The largest single payment – £473,000 – was paid to a Sussex farming firm run by the 18th Duke of Norfolk, a large landowner whose estate dates from the middle ages...Conservative MP Richard Drax, descendant of a 19th-century slave-owner and current resident of the family ancestral seat of Charborough House in Dorset, owns a farm that received £411,000.
 
Thirdly, there is a surprising note of resignation -- this article discusses what happens when the UK leaves the EU, not if. If the Remain cause is lost, maybe the old ones need reviving in the interests of future distanciation?

Elsewhere,it is Graun business as usual. J Harris denounces the racism and intolerance of the English ( mostly the working class English). It all sounds so reasonable at first:

It’s time we started building a new England – one that is modern, diverse and open...To use a phrase habitually deployed by the prime minister herself, what kind of country do we want to be? Put another way, who are we?

But before long it is the same old same old:

England [Celts are forgiven as usual --see below] has come to be understood as a country awash with furies and resentments. Politicians have seen that a significant part of its population apparently thinks that immigration is inherently problematic and ought to be the focus of endless crackdowns, and that supposed benefit “cheats” deserve the same treatment.

There is the usual sort of 'evidence':

When I am out reporting, it usually seems that most of us remain essentially mild, moderate people, seemingly open to compromise. But everyday examples of the worst of the Brexit spirit are easy to find...[as when you talk to staff in a language-learning company, rather than English proles themselves]...staff who had moved to the UK from across Europe, and who had recently started to experience a mixture of discomfort and estrangement. 

There might be something in economic determinism, Harris thinks, but then: 

why do much the same Brexit-ish instincts and opinions run so deep among affluent people with no obvious axe to grind? What students of Marxism would call economic determinism has its place, but it risks constant denial of the fact that politics has long since slipped free of the old simplicities of class and economic complaint. Culture matters. The political right understood this a long time ago, selling a brand of Englishness replete with the reactionary instincts that exploded in June 2016. In his brilliant Brexit book The Lure of Greatness, the writer and activist Anthony Barnett  [of course -- a writer].

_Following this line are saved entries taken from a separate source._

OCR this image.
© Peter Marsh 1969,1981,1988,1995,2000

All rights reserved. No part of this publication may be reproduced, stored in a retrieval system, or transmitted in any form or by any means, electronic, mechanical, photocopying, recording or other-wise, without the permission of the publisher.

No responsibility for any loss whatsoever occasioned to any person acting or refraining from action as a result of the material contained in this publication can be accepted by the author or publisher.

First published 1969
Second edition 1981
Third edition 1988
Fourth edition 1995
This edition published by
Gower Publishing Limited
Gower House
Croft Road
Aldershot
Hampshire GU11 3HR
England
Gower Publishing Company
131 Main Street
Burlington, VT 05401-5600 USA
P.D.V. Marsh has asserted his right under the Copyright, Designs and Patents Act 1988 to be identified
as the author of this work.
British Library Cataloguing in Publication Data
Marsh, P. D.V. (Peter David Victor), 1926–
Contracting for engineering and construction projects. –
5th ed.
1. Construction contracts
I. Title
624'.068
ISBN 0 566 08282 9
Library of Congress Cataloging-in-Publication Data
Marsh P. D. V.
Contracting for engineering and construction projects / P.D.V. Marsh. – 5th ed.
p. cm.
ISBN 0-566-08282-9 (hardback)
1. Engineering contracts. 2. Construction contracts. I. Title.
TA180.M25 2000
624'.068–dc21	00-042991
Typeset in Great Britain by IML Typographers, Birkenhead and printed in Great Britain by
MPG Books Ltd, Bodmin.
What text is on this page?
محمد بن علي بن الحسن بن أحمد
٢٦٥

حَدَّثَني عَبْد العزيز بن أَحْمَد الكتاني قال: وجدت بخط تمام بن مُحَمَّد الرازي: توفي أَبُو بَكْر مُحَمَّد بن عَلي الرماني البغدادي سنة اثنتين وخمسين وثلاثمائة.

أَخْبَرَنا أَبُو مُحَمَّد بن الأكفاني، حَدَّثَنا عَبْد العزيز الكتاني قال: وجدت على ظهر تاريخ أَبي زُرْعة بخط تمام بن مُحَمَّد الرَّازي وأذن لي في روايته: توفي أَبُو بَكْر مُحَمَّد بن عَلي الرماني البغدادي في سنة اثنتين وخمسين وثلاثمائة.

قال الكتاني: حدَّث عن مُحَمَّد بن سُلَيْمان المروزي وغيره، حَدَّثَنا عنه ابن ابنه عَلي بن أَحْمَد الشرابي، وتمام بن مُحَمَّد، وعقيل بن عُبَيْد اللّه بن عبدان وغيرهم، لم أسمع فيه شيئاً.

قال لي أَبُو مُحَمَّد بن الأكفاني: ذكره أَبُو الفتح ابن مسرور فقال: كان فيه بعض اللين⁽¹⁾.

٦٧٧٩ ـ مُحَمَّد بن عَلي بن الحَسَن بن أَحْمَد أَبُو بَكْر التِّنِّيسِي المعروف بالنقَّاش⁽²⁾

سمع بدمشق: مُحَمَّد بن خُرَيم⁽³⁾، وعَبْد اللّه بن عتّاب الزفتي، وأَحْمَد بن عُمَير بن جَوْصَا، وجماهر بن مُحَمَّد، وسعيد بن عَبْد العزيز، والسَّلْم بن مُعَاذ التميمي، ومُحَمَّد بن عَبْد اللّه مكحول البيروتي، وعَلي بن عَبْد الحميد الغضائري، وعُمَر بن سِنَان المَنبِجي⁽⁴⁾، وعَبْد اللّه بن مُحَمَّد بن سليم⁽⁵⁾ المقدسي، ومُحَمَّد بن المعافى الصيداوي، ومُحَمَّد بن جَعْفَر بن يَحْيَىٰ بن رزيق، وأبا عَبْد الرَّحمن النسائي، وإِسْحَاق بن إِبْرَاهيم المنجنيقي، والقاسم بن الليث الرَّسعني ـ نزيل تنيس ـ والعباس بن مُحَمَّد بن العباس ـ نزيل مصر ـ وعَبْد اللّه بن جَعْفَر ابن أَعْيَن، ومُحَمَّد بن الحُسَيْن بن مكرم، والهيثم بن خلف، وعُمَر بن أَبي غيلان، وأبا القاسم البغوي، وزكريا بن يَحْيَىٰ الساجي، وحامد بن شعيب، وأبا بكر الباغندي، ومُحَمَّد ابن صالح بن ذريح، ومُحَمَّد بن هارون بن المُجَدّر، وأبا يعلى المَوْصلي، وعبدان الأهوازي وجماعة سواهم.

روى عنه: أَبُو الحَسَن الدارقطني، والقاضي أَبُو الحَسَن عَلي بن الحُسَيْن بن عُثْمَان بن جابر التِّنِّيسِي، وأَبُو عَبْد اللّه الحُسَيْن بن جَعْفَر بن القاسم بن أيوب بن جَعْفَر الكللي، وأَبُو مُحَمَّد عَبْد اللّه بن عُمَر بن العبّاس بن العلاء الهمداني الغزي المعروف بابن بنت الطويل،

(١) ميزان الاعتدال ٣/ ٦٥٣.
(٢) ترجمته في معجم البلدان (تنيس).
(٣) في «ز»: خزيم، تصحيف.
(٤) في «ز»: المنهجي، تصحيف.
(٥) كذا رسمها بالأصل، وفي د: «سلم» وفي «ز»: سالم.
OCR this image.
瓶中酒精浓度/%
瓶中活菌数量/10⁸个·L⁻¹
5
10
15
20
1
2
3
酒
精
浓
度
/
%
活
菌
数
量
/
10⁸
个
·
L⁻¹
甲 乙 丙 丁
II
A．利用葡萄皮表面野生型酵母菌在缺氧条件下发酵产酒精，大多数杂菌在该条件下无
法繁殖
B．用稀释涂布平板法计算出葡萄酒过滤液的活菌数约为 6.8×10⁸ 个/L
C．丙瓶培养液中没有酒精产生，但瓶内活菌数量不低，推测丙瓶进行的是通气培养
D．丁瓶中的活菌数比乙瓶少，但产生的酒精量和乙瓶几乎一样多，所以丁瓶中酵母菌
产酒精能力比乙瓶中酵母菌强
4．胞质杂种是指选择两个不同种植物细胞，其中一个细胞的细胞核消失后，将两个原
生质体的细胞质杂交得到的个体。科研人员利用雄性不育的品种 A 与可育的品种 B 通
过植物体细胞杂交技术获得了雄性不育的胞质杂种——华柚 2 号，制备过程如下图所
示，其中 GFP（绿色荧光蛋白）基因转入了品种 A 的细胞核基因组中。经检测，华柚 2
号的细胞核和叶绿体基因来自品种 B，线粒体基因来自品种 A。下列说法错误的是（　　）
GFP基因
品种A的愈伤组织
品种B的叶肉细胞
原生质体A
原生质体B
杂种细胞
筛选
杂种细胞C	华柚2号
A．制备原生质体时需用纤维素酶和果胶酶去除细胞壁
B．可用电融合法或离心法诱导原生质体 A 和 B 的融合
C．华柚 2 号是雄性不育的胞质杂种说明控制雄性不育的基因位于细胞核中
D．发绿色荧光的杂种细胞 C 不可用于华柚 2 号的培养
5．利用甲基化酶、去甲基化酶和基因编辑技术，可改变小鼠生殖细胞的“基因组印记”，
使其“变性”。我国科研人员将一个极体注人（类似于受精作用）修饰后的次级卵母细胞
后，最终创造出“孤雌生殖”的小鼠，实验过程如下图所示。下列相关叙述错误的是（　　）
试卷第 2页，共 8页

Back to an earlier Graun enthusiasm for Scots Nattery, at least at the petit-bourgeois cultural level:


Five years ago I watched a grassroots movement in Scotland lead a conversation about leaving the UK behind, and moving on from an old, patriarchal, hidebound view of their own country....after long years of groundwork, the conversation about a new Scotland had been updated by a coalition of organisations that stood well apart from party politics, known at the time as “the third Scotland”, because of its distance from both the SNP and the Labour party.

If only the nice people of England would rise up:

As against imperial delusions and English exceptionalism, it is time we talked about the realities of our past and a future that necessarily involves being part of Europe – and the fact that in the 21st century, the movement of people is a basic fact of life. I know what a modern, open, accepting, diverse vision of my country looks like: I see it not just in Bristol, Manchester, Leicester, Leeds, and Birmingham [on Remainer demos? Writing workshops?] , but in endless small kindnesses in places that are too often either ignored or reduced to a Brexit-supporting caricature [by him among others] . We need to seize on such examples and make the case for a new England.